10. Section ‘Histone Modifications’ requires changes. The title suggests that it contains information about histone modifications. The authors present data on HDAC1 and HDAC2 expression only. The conclusion (‘The examination of histone modifications and chromatin remodeling profiles in BE and EAC may have significant implications as potential biomarkers and targets for therapy’) is not related to the content of the subchapter.

We aimed to write a conclusion that is more compatible with the content at line 303-312.

11. The ‘MicroRNAs’ section does not include recent literature. Better studies on this topic are available (e.g. Int J Mol Sci. 2021 Mar 31;22(7):3640. doi: 10.3390/ijms22073640.; J Clin Med. 2020 Dec 31;10(1):117. doi: 10.3390/jcm10010117.).

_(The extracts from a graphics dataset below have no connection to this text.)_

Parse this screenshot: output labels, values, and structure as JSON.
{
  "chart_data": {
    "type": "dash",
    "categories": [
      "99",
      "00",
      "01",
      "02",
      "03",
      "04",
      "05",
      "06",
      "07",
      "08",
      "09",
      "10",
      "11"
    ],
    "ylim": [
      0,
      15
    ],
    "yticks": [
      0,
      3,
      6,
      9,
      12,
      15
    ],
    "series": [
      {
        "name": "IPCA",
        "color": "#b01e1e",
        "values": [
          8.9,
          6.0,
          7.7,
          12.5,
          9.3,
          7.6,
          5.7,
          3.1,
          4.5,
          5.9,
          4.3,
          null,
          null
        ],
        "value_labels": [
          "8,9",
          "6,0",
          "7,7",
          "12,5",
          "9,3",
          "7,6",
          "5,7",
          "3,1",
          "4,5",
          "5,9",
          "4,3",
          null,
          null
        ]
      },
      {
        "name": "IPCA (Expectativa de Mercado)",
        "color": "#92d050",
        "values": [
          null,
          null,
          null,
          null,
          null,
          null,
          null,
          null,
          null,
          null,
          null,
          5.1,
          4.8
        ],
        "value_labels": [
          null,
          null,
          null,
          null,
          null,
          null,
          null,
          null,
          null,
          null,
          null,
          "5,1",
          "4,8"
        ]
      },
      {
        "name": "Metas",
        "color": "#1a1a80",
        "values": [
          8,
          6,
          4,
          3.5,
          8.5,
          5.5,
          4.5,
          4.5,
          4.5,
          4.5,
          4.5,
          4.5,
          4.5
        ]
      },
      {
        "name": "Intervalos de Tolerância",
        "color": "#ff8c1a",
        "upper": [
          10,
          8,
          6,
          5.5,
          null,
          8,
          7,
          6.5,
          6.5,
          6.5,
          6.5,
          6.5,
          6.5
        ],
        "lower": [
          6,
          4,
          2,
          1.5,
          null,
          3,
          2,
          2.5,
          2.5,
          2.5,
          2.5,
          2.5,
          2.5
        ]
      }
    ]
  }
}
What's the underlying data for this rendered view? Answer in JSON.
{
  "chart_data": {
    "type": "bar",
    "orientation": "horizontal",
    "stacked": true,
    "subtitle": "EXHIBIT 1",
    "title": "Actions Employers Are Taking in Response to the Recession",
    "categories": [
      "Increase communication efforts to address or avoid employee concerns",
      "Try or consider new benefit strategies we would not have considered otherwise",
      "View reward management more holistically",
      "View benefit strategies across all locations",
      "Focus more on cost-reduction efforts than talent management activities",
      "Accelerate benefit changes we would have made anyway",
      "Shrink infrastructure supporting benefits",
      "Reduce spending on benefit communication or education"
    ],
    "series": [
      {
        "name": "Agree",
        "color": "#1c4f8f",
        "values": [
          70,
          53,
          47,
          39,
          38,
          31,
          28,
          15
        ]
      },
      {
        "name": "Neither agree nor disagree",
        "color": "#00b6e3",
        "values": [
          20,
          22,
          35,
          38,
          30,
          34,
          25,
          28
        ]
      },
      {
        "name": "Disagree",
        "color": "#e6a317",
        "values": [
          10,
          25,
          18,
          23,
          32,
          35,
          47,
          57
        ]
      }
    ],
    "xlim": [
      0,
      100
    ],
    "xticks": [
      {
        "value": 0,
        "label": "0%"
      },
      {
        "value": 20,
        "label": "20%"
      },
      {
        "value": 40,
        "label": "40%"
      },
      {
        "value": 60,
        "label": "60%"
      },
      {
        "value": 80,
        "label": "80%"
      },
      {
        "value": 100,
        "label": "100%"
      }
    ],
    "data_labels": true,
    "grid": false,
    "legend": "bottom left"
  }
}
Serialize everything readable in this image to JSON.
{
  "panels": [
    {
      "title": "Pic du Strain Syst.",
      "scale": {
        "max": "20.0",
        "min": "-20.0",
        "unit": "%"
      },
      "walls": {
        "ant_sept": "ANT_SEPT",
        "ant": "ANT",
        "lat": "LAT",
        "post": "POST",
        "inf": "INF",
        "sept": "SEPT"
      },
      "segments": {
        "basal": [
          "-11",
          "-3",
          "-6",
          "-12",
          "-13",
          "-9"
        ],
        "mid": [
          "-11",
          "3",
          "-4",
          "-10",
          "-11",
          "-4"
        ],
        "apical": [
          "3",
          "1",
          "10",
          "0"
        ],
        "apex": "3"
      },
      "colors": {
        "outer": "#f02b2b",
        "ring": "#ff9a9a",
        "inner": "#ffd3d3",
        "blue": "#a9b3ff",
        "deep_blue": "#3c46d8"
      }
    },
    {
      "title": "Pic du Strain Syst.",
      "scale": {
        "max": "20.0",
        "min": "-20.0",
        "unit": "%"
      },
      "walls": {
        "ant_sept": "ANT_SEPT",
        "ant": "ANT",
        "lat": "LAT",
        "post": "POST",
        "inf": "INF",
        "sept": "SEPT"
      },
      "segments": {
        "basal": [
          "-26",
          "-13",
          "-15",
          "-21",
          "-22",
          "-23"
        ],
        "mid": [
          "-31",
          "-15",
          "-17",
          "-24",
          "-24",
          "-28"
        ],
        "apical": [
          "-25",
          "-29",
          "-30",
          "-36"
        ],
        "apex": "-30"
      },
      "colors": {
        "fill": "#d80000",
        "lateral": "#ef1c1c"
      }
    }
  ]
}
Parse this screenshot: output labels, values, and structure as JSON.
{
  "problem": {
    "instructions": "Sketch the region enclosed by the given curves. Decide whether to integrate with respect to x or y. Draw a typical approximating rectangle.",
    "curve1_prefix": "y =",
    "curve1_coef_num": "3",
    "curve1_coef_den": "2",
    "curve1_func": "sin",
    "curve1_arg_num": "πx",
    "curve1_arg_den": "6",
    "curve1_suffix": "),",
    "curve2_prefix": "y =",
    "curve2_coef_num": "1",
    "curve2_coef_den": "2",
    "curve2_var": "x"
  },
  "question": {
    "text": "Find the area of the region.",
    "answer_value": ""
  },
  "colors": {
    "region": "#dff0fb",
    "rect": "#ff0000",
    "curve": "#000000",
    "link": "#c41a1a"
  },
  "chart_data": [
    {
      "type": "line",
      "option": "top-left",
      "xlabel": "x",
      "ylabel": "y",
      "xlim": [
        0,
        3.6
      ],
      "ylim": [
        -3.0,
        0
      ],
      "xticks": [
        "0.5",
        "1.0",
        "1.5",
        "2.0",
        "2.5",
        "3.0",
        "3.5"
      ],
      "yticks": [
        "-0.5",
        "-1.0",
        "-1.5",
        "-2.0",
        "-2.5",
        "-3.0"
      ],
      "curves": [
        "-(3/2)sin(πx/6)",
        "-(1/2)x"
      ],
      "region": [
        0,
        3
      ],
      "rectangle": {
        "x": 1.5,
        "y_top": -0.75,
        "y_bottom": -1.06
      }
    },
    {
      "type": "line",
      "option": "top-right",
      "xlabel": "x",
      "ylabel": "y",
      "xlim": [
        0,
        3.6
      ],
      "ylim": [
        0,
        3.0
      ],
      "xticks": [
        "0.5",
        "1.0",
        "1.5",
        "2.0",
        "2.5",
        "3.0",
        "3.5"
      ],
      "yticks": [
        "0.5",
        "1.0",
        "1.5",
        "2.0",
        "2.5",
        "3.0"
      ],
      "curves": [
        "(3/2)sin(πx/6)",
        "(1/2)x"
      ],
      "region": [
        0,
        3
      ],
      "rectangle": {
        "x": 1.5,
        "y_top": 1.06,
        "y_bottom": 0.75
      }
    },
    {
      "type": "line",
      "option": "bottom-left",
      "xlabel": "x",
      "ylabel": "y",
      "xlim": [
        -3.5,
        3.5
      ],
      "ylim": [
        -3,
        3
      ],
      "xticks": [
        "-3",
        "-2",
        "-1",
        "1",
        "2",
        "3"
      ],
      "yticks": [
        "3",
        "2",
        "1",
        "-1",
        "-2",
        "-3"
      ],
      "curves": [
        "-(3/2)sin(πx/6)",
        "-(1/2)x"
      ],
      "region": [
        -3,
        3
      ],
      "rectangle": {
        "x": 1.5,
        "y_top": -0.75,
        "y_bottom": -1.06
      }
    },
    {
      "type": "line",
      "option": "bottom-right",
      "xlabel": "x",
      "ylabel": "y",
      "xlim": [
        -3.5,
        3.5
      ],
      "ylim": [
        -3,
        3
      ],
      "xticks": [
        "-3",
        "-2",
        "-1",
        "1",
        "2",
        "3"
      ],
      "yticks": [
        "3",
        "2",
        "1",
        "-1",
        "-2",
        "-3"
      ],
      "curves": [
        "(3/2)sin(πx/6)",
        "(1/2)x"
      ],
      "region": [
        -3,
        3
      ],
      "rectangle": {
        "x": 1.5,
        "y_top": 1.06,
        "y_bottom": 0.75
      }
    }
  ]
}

We would like to inform you that we have included both publications, Zarrilli et al. and Inokuchi et al., in our reference list. Zarrilli et al.'s study had a broad interest in esophageal cancers, and we have found that many of the references they used for EAC are also cited in our reference list.

12. Please explain what the sentence ‘enrichment analysis’ means (Table 2).

The explanation about the enrichment analysis has been appended to the Table 2.

13. There is an invalid reference in line 358.

We edited the invalid references (line 390).

14. Please provide more information on which miRNAs have been studied (line 387).

We have been provide more information about the mentioned study, at line 417-431.

15. Please provide more information on which miRNAs have been studied (line 391).

We have been provide more information about the mentioned study, at line 433-451.

16. In my opinion, the authors do not indicate which miRNAs are circulating miRNAs.

The majority of miRNAs present in circulation have also been observed in tissues, hence we have refrained from creating a distinct classification. The primary objective of our inclusion of examples of circulating miRNAs was not to establish definitive categories, but instead to highlight recent scientific findings in this area.

17. Only approx. 26% of references concern the latest reports (from 2018-2023).

The methylation, histone modification, and miRNA studies in the review were presented by scanning through the years, which led to a high number of older studies, especially in hypermethylation. As a result, the latest report percentages may appear low. However, every study has been examined up to the present day. To decrease this percentage, the old references in the introduction section have been replaced with newer ones.

Author Response File: Author Response.docx

Round 2

Reviewer 2 Report

The Authors have addressed all my concerns.